Supply chain industry is flooded with streams of data received from scores of interactions everyday. From point-of-sale to warehouse management, each touchpoint accumulates an intensive amount of structured and unstructured data for the business. And since long, organisations have struggled to store, manage and leverage this humungous volume of data in their favour.
However, with the advent of Big Data solution tables have turned for the supply chain industry. The massive volume of data has become an asset instead of liability, allowing the business to not only accumulate all the scattered data but transform it into relevant information.
Earlier, as the departments worked in silos, information flow between the departments was slow and inconsistent. For instance, if the product manufacturing experienced a delay or halt, then it took days for the business to communicate this information to the point-of-sale store owners.
Introduction of Big Data Analytics reduced this gap by providing stakeholders with real-time information access. And with the cloud hosting, accessing all the information from anywhere at any time became a matter of few clicks. Stakeholders could easily track the complete product cycle on their mobile devices, starting from manufacturing to the POS.
Having said that, things are not as rosy as it seems. “Lack of big data understanding to improve the business” was identified as one of the core obstacles in the effective application of big data solutions, according to a survey conducted by MIT.
Thus, only knowing that big data can help your business will not suffice, as stakeholders, you should be deft in implementing big data strategies in your supply chain process. And it starts from being vivid about how and where this advanced analytics technology can fit in your supply chain needs. Here let’s understand how different stages of supply chain processes can make use of big data technology.
1. Sales, Inventory and Operations Planning
Planning stage of the supply chain process utilises the big data analytics to the maximum. With real-time access to point-of-sale, inventory and manufacturing data, preparing for the upcoming demand and supply gap is easier than ever before.
If you have 1000 stores in a city, each having a 1000 customer footfall, then you have 1000000 probable data distributions every day to analyse.
This enormous volume of data collected every day gives you a peek into the details as well as provides you with a broader view of the ongoing trends.
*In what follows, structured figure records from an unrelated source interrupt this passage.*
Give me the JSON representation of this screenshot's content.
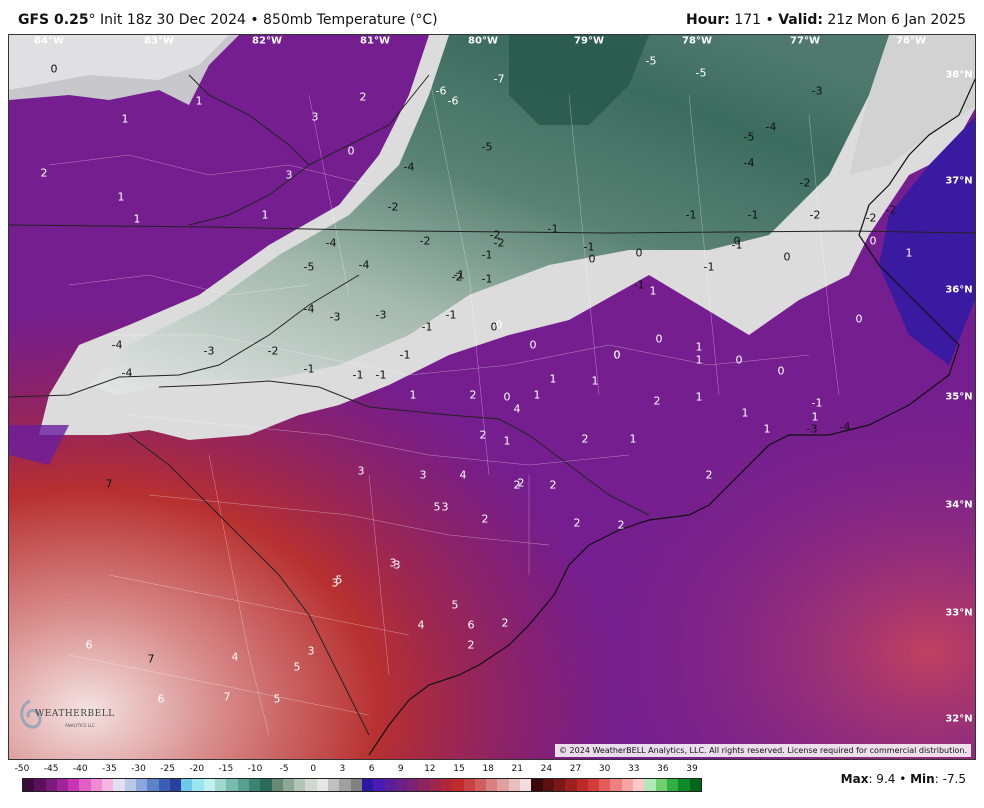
{
  "header": {
    "model": "GFS 0.25",
    "deg": "°",
    "init": " Init 18z 30 Dec 2024 • 850mb Temperature (°C)",
    "hour_label": "Hour:",
    "hour_value": " 171 • ",
    "valid_label": "Valid:",
    "valid_value": " 21z Mon 6 Jan 2025"
  },
  "map": {
    "lon_labels": [
      "84°W",
      "83°W",
      "82°W",
      "81°W",
      "80°W",
      "79°W",
      "78°W",
      "77°W",
      "76°W"
    ],
    "lat_labels": [
      "38°N",
      "37°N",
      "36°N",
      "35°N",
      "34°N",
      "33°N",
      "32°N"
    ],
    "copyright": "© 2024 WeatherBELL Analytics, LLC. All rights reserved. License required for commercial distribution.",
    "logo_text": "WEATHERBELL",
    "logo_sub": "ANALYTICS LLC",
    "contour_labels": [
      {
        "v": "0",
        "c": "d"
      },
      {
        "v": "1",
        "c": "w"
      },
      {
        "v": "1",
        "c": "w"
      },
      {
        "v": "2",
        "c": "w"
      },
      {
        "v": "3",
        "c": "w"
      },
      {
        "v": "2",
        "c": "w"
      },
      {
        "v": "3",
        "c": "w"
      },
      {
        "v": "1",
        "c": "w"
      },
      {
        "v": "1",
        "c": "w"
      },
      {
        "v": "0",
        "c": "w"
      },
      {
        "v": "1",
        "c": "w"
      },
      {
        "v": "-7",
        "c": "w"
      },
      {
        "v": "-6",
        "c": "w"
      },
      {
        "v": "-6",
        "c": "w"
      },
      {
        "v": "-5",
        "c": "w"
      },
      {
        "v": "-5",
        "c": "w"
      },
      {
        "v": "-5",
        "c": "d"
      },
      {
        "v": "-4",
        "c": "d"
      },
      {
        "v": "-3",
        "c": "d"
      },
      {
        "v": "-4",
        "c": "d"
      },
      {
        "v": "-5",
        "c": "d"
      },
      {
        "v": "-4",
        "c": "d"
      },
      {
        "v": "-2",
        "c": "d"
      },
      {
        "v": "-2",
        "c": "d"
      },
      {
        "v": "-1",
        "c": "d"
      },
      {
        "v": "-1",
        "c": "d"
      },
      {
        "v": "-2",
        "c": "d"
      },
      {
        "v": "-1",
        "c": "d"
      },
      {
        "v": "-4",
        "c": "d"
      },
      {
        "v": "-5",
        "c": "d"
      },
      {
        "v": "-4",
        "c": "d"
      },
      {
        "v": "-2",
        "c": "d"
      },
      {
        "v": "-2",
        "c": "d"
      },
      {
        "v": "-1",
        "c": "d"
      },
      {
        "v": "-1",
        "c": "d"
      },
      {
        "v": "0",
        "c": "d"
      },
      {
        "v": "0",
        "c": "d"
      },
      {
        "v": "0",
        "c": "d"
      },
      {
        "v": "0",
        "c": "d"
      },
      {
        "v": "-4",
        "c": "d"
      },
      {
        "v": "-3",
        "c": "d"
      },
      {
        "v": "-3",
        "c": "d"
      },
      {
        "v": "-1",
        "c": "d"
      },
      {
        "v": "-1",
        "c": "d"
      },
      {
        "v": "0",
        "c": "d"
      },
      {
        "v": "-4",
        "c": "d"
      },
      {
        "v": "-4",
        "c": "d"
      },
      {
        "v": "-3",
        "c": "d"
      },
      {
        "v": "-2",
        "c": "d"
      },
      {
        "v": "-1",
        "c": "d"
      },
      {
        "v": "-1",
        "c": "d"
      },
      {
        "v": "-1",
        "c": "d"
      },
      {
        "v": "-1",
        "c": "d"
      },
      {
        "v": "-2",
        "c": "d"
      },
      {
        "v": "-1",
        "c": "d"
      },
      {
        "v": "-2",
        "c": "d"
      },
      {
        "v": "-1",
        "c": "d"
      },
      {
        "v": "-1",
        "c": "d"
      },
      {
        "v": "-1",
        "c": "d"
      },
      {
        "v": "-1",
        "c": "d"
      },
      {
        "v": "1",
        "c": "w"
      },
      {
        "v": "2",
        "c": "w"
      },
      {
        "v": "4",
        "c": "w"
      },
      {
        "v": "2",
        "c": "w"
      },
      {
        "v": "0",
        "c": "w"
      },
      {
        "v": "1",
        "c": "w"
      },
      {
        "v": "1",
        "c": "w"
      },
      {
        "v": "1",
        "c": "w"
      },
      {
        "v": "2",
        "c": "w"
      },
      {
        "v": "1",
        "c": "w"
      },
      {
        "v": "2",
        "c": "w"
      },
      {
        "v": "0",
        "c": "w"
      },
      {
        "v": "1",
        "c": "w"
      },
      {
        "v": "0",
        "c": "w"
      },
      {
        "v": "1",
        "c": "w"
      },
      {
        "v": "0",
        "c": "w"
      },
      {
        "v": "1",
        "c": "w"
      },
      {
        "v": "2",
        "c": "w"
      },
      {
        "v": "3",
        "c": "w"
      },
      {
        "v": "3",
        "c": "w"
      },
      {
        "v": "3",
        "c": "w"
      },
      {
        "v": "2",
        "c": "w"
      },
      {
        "v": "2",
        "c": "w"
      },
      {
        "v": "2",
        "c": "w"
      },
      {
        "v": "2",
        "c": "w"
      },
      {
        "v": "2",
        "c": "w"
      },
      {
        "v": "3",
        "c": "w"
      },
      {
        "v": "5",
        "c": "w"
      },
      {
        "v": "4",
        "c": "w"
      },
      {
        "v": "5",
        "c": "w"
      },
      {
        "v": "7",
        "c": "d"
      },
      {
        "v": "6",
        "c": "w"
      },
      {
        "v": "7",
        "c": "d"
      },
      {
        "v": "6",
        "c": "w"
      },
      {
        "v": "7",
        "c": "w"
      },
      {
        "v": "5",
        "c": "w"
      },
      {
        "v": "4",
        "c": "w"
      },
      {
        "v": "5",
        "c": "w"
      },
      {
        "v": "3",
        "c": "w"
      },
      {
        "v": "3",
        "c": "w"
      },
      {
        "v": "3",
        "c": "w"
      },
      {
        "v": "4",
        "c": "w"
      },
      {
        "v": "5",
        "c": "w"
      },
      {
        "v": "6",
        "c": "w"
      },
      {
        "v": "2",
        "c": "w"
      },
      {
        "v": "2",
        "c": "w"
      },
      {
        "v": "2",
        "c": "w"
      },
      {
        "v": "1",
        "c": "w"
      },
      {
        "v": "0",
        "c": "w"
      },
      {
        "v": "0",
        "c": "w"
      },
      {
        "v": "0",
        "c": "w"
      },
      {
        "v": "1",
        "c": "w"
      },
      {
        "v": "1",
        "c": "w"
      },
      {
        "v": "1",
        "c": "w"
      },
      {
        "v": "1",
        "c": "w"
      },
      {
        "v": "-3",
        "c": "d"
      },
      {
        "v": "-4",
        "c": "d"
      },
      {
        "v": "-1",
        "c": "w"
      },
      {
        "v": "-2",
        "c": "d"
      },
      {
        "v": "-2",
        "c": "d"
      },
      {
        "v": "0",
        "c": "w"
      },
      {
        "v": "0",
        "c": "w"
      },
      {
        "v": "0",
        "c": "w"
      },
      {
        "v": "1",
        "c": "w"
      }
    ]
  },
  "legend": {
    "ticks": [
      "-50",
      "-45",
      "-40",
      "-35",
      "-30",
      "-25",
      "-20",
      "-15",
      "-10",
      "-5",
      "0",
      "3",
      "6",
      "9",
      "12",
      "15",
      "18",
      "21",
      "24",
      "27",
      "30",
      "33",
      "36",
      "39"
    ],
    "colors": [
      "#3b0c3b",
      "#5c0f5c",
      "#7a1a7a",
      "#a0239a",
      "#c636b4",
      "#e05fc4",
      "#f08ad2",
      "#f7b4e0",
      "#e0e0f0",
      "#b8c8e8",
      "#8aa6dc",
      "#5c82c8",
      "#3a5eb4",
      "#2a3fa0",
      "#6ec8e8",
      "#9ae6f0",
      "#c0f0f0",
      "#a0d8d0",
      "#78bcb0",
      "#58a090",
      "#3c8470",
      "#2a6a58",
      "#6a8878",
      "#8ca898",
      "#b0c4b8",
      "#d0d8d0",
      "#e6e6e6",
      "#c0c0c0",
      "#a0a0a0",
      "#808080",
      "#2a18a0",
      "#4a1ab4",
      "#5a1e9c",
      "#6a2088",
      "#7a2274",
      "#8c2460",
      "#9e264c",
      "#b02838",
      "#c02c2c",
      "#c84444",
      "#d06060",
      "#d88080",
      "#e0a0a0",
      "#e8c0c0",
      "#f0dede",
      "#3a0808",
      "#5c1010",
      "#7a1818",
      "#9c2020",
      "#be2828",
      "#d43c3c",
      "#e45c5c",
      "#f08080",
      "#f6a4a4",
      "#fcc8c8",
      "#b0e8b8",
      "#70d070",
      "#30b040",
      "#108828",
      "#006818"
    ],
    "max_label": "Max",
    "max_value": ": 9.4 • ",
    "min_label": "Min",
    "min_value": ": -7.5"
  }
}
That means, the more customer interactions you capture, the more accurately you can forecast.
Analytics has introduced many critical parameters into the supplier selection process, which were earlier neglected or not considered crucial.
It follows a data-driven approach to choose a supplier. Instead of awarding contracts on low price quotes, prior connections or recommendations, you can now assess vendors on aggressive parameters such as performance trend, risk management strategies, competitive pricing and more.
Well-informed businesses are also taking into account detailed parameters such as minimum shipping time, history of man-handling errors, and the followed shipping routes of different suppliers.
Analytics in the manufacturing process can curtail production errors, increase process efficiency, and upgrade production quality.
For instance, Intel used to run 19,000 quality tests on every chip that came out of the manufacturing unit. With the volume of chips created by Intel every day, the quality checks were extensive and time-consuming.
To optimize this process, Intel started analyzing all the historical manufacturing data and strategized testing at the wafer level. This augmented the efficiency of the testing process by performing extensive tests on selective chips, saving $3 million in the manufacturing costs.
Analytics information such as demand-supply gap, competitor pricing, ongoing trends, transportation time and offered value helps in determining the pricing of the product. Recently, the mode of payment or the customer’s preferred payment platform data has also been a crucial factor in the process.
Transportation cost has been a constant source of worry for the supply chain department. Unexpected vehicle breakdown, adverse weather conditions, route complexities were a few of the problems that damaged the transportation efficiency and delayed the timely delivery.
Big Data here equips the transportation process with all the right information before and during the process. Details such as delivery sequence, traffic conditions, weather forecast, route congestion are continuously monitored to eliminate any bottleneck that might hamper the smooth flow.
6. Point of Sale
POS is the most crucial among all the stages of the supply chain. Due to which retailers are the most adept at utilizing analytics in their favour. They’re assessing customer trends to decide the placement of the products in the store, finalize the discounts, and keep a check on inventory.
The collected data also helps to estimate and forecast the future demands of the different products. Few of the forecasting analysis which can be done through POS data are,
1. Product demand by end customers
2. Stock on-hand and replenishment orders
3. Parameters such as display stock, pack size, minimum order quantity affects the time and amount of the orders.
Take the Leap
According to a research, ninety-seven per cent of supply chain executives report that they know how big data analytics can benefit their supply chain, yet only 17 per cent have implemented analytics in one or more supply chain functions. It is startling to see that after realizing the potential of Big Data analytics, businesses are still holding back to make the shift.
Lack of structured approach and capabilities have been the major roadblocks in the big data analytics adoption. Here, the supply chain industry needs to understand that analytics is more than a trend. It is the need of the hour. Supply chain industry needs the Big Data leap to minimise the demand-supply challenges faced for years. It is time to harness the advantages of analytics and start striding towards the data-driven approach.